Вздохнув, я уронил голову на руки.
— Мудрое решение, — сказал он. — Дорогой мой юный друг, в этом мире важно не столько то, что истинно, сколько то, что занимательно, по крайней мере до тех пор, пока истина непознаваема. Это понимал уже Гомер. Вопрос лишь в том, будет ли это занимательным для нас завтра. Может быть, мы передумаем и, спрятав все написанное, предложим эфорам только, скажем, похабные рисунки? Почему бы и нет?
Все, мое терпение лопнуло. Ясно, что учитель не испытывает ни малейшего уважения к моему мнению и нисколько не беспокоится о моей безопасности. Ну и черт с ним. Я начинаю подозревать, что Провидец — это не тот, кто видит отчетливее, чем остальные, но просто человек, который все время смотрит не в ту сторону. Надо найти способ бежать отсюда. Если придумаю как — хрен я ему скажу!
7
Агатон
Странные события! «Темные дела творятся в этих лесах», как говорил Алкман{20}. Я должен начать с самого начала.
Опускались сумерки. Первые звезды зажглись над Парноном, и ветер стал пронзительно холодным, когда, прервав песенку, которой я согревал свое сердце и развлекал собратьев-заключенных (меня было слышно на милю вокруг), я услышал, как подмерзший снег поскрипывает под ногами моего тюремщика, который, минуя камеру за камерой, направляется прямо ко мне и тащит с собой доску. Он возник в дверях и свирепо уставился на меня; из ноздрей у него шел пар, бородатое лицо кривилось в недовольной гримасе. Я перестал петь и потер замерзшие руки, виновато на него поглядывая, так как я прекрасно понимал его затруднения. Для него уже само мое существование — вызов. Мое брюшко издевается над его аскетизмом, моя застенчивая, совершенно неуместная усмешка нарушает железный порядок у него в душе. Он не отрывал от меня свирепого взгляда.
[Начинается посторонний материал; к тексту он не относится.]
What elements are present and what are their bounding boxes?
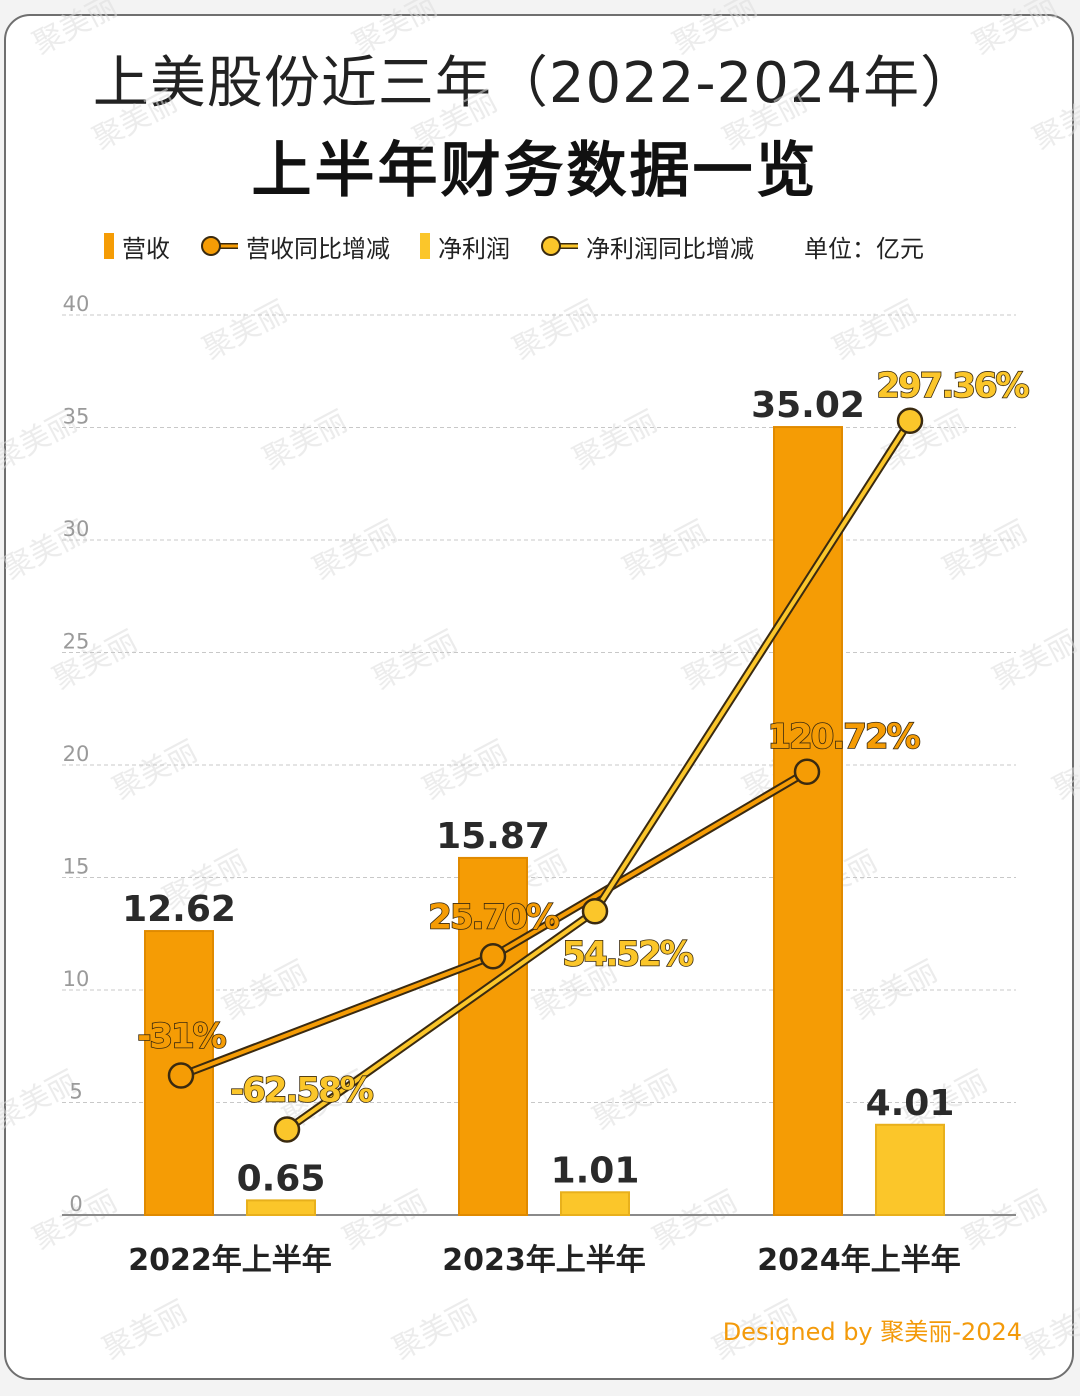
data-label-net-profit: 0.65 (237, 1158, 326, 1199)
watermark-text: 聚美丽 (367, 624, 463, 697)
watermark-text: 聚美丽 (27, 0, 123, 62)
legend-item-net-profit-yoy: 净利润同比增减 (540, 229, 754, 264)
bar-revenue (773, 426, 843, 1216)
legend-swatch-net-profit-yoy (541, 236, 578, 256)
data-label-net-profit-yoy: 54.52% (562, 934, 693, 974)
data-label-revenue-yoy: -31% (137, 1017, 225, 1057)
watermark-text: 聚美丽 (827, 294, 923, 367)
bar-net-profit (875, 1123, 945, 1217)
legend-label-net-profit: 净利润 (438, 234, 510, 263)
y-tick-label: 40 (63, 292, 90, 316)
unit-label: 单位：亿元 (804, 234, 924, 263)
y-tick-label: 0 (69, 1192, 82, 1216)
watermark-text: 聚美丽 (97, 1294, 193, 1367)
legend-label-net-profit-yoy: 净利润同比增减 (586, 234, 754, 263)
watermark-text: 聚美丽 (617, 514, 713, 587)
y-tick-label: 25 (63, 630, 90, 654)
watermark-text: 聚美丽 (877, 404, 973, 477)
legend-swatch-net-profit (420, 233, 430, 259)
data-label-net-profit-yoy: -62.58% (230, 1071, 373, 1111)
watermark-text: 聚美丽 (667, 0, 763, 62)
data-label-revenue-yoy: 120.72% (767, 717, 919, 757)
chart-title-line1: 上美股份近三年（2022-2024年） (92, 51, 978, 116)
watermark-text: 聚美丽 (937, 514, 1033, 587)
legend-label-revenue-yoy: 营收同比增减 (246, 234, 390, 263)
watermark-text: 聚美丽 (337, 1184, 433, 1257)
watermark-text: 聚美丽 (1047, 734, 1080, 807)
data-label-revenue: 15.87 (436, 816, 550, 857)
watermark-text: 聚美丽 (957, 1184, 1053, 1257)
legend-swatch-revenue (104, 233, 114, 259)
watermark-text: 聚美丽 (417, 734, 513, 807)
point-net-profit-yoy (581, 898, 609, 925)
x-tick-label: 2023年上半年 (442, 1243, 646, 1278)
data-label-net-profit: 4.01 (866, 1083, 955, 1124)
watermark-text: 聚美丽 (307, 514, 403, 587)
point-net-profit-yoy (896, 407, 924, 434)
legend-item-revenue-yoy: 营收同比增减 (200, 229, 390, 264)
data-label-net-profit-yoy: 297.36% (876, 366, 1028, 406)
watermark-text: 聚美丽 (387, 1294, 483, 1367)
watermark-text: 聚美丽 (717, 84, 813, 157)
watermark-text: 聚美丽 (407, 84, 503, 157)
legend-item-revenue: 营收 (104, 229, 170, 264)
watermark-text: 聚美丽 (1027, 84, 1080, 157)
bar-net-profit (560, 1191, 630, 1217)
point-revenue-yoy (167, 1062, 195, 1089)
watermark-text: 聚美丽 (507, 294, 603, 367)
data-label-revenue-yoy: 25.70% (428, 897, 559, 937)
watermark-text: 聚美丽 (257, 404, 353, 477)
y-tick-label: 20 (63, 742, 90, 766)
watermark-text: 聚美丽 (647, 1184, 743, 1257)
data-label-revenue: 12.62 (122, 889, 236, 930)
y-tick-label: 10 (63, 967, 90, 991)
watermark-text: 聚美丽 (1017, 1294, 1080, 1367)
designer-credit: Designed by 聚美丽-2024 (722, 1318, 1022, 1346)
point-revenue-yoy (479, 943, 507, 970)
bar-net-profit (246, 1199, 316, 1216)
y-tick-label: 30 (63, 517, 90, 541)
x-tick-label: 2022年上半年 (128, 1243, 332, 1278)
watermark-text: 聚美丽 (987, 624, 1080, 697)
point-net-profit-yoy (273, 1116, 301, 1143)
chart-title-line2: 上半年财务数据一览 (251, 136, 819, 206)
y-tick-label: 5 (69, 1080, 82, 1104)
watermark-text: 聚美丽 (347, 0, 443, 62)
legend-swatch-revenue-yoy (201, 236, 238, 256)
watermark-text: 聚美丽 (587, 1064, 683, 1137)
legend-item-net-profit: 净利润 (420, 229, 510, 264)
x-tick-label: 2024年上半年 (757, 1243, 961, 1278)
data-label-net-profit: 1.01 (551, 1150, 640, 1191)
watermark-text: 聚美丽 (967, 0, 1063, 62)
bar-revenue (458, 856, 528, 1216)
watermark-text: 聚美丽 (87, 84, 183, 157)
watermark-text: 聚美丽 (197, 294, 293, 367)
y-tick-label: 15 (63, 855, 90, 879)
watermark-text: 聚美丽 (567, 404, 663, 477)
watermark-text: 聚美丽 (107, 734, 203, 807)
legend-label-revenue: 营收 (122, 234, 170, 263)
point-revenue-yoy (793, 758, 821, 785)
data-label-revenue: 35.02 (751, 385, 865, 426)
legend: 营收 营收同比增减 净利润 净利润同比增减 单位：亿元 (104, 226, 924, 266)
y-tick-label: 35 (63, 405, 90, 429)
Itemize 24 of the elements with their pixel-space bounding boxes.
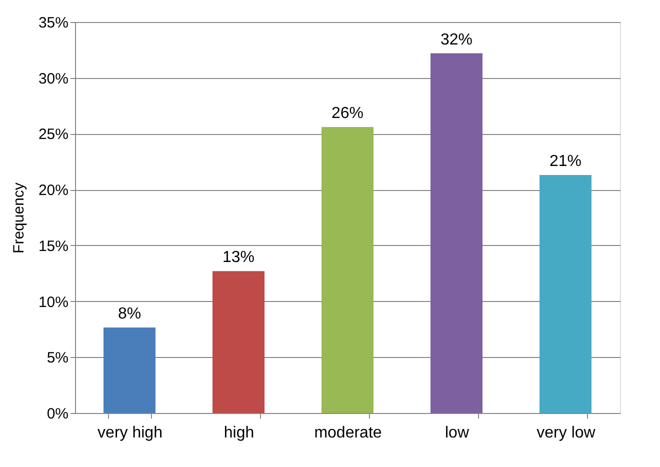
y-tick-label: 0% (46, 406, 68, 422)
data-label: 32% (440, 31, 473, 48)
bar (212, 271, 264, 413)
y-tick-label: 20% (38, 182, 68, 200)
y-tick-label: 30% (38, 70, 68, 88)
x-tick-label: high (224, 424, 254, 442)
bar (322, 127, 374, 413)
y-tick-label: 5% (46, 350, 68, 367)
y-tick-label: 10% (38, 294, 68, 311)
x-tick-label: very low (536, 424, 596, 442)
x-tick-label: moderate (314, 424, 382, 442)
data-label: 21% (549, 153, 582, 170)
bar (104, 328, 156, 413)
data-label: 13% (222, 249, 255, 266)
y-axis-title: Frequency (10, 182, 28, 254)
data-label: 8% (118, 306, 142, 323)
y-tick-label: 15% (38, 238, 68, 255)
y-tick-label: 25% (38, 126, 68, 144)
bar (540, 175, 592, 413)
x-tick-label: low (444, 424, 470, 442)
x-tick-label: very high (98, 424, 162, 442)
y-tick-label: 35% (38, 14, 68, 32)
data-label: 26% (331, 105, 364, 122)
bar (430, 53, 482, 413)
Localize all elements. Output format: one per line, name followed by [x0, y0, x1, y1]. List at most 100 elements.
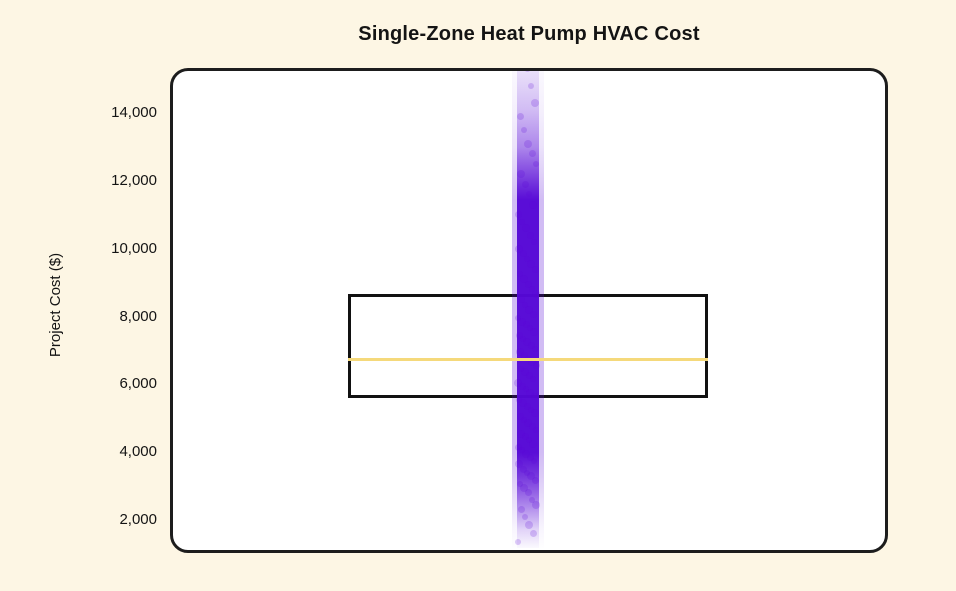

— Дорогой тюремщик! — вскричал я, хватая костыль и поднимаясь из-за стола, дабы приветствовать его. — Благослови тебя бог! Всегда начеку, как кролик!
Его черные глаза яростно сверкнули.
— Как медведь, — поправился я.
Слишком поздно. Он сплюнул — лишь в малой степени по моему адресу, — установил доску и ушел за следующей. Когда он вернулся со второй доской, я снова заговорил с ним:
— Что слышно о войнах? — Но он оставил вопрос без ответа.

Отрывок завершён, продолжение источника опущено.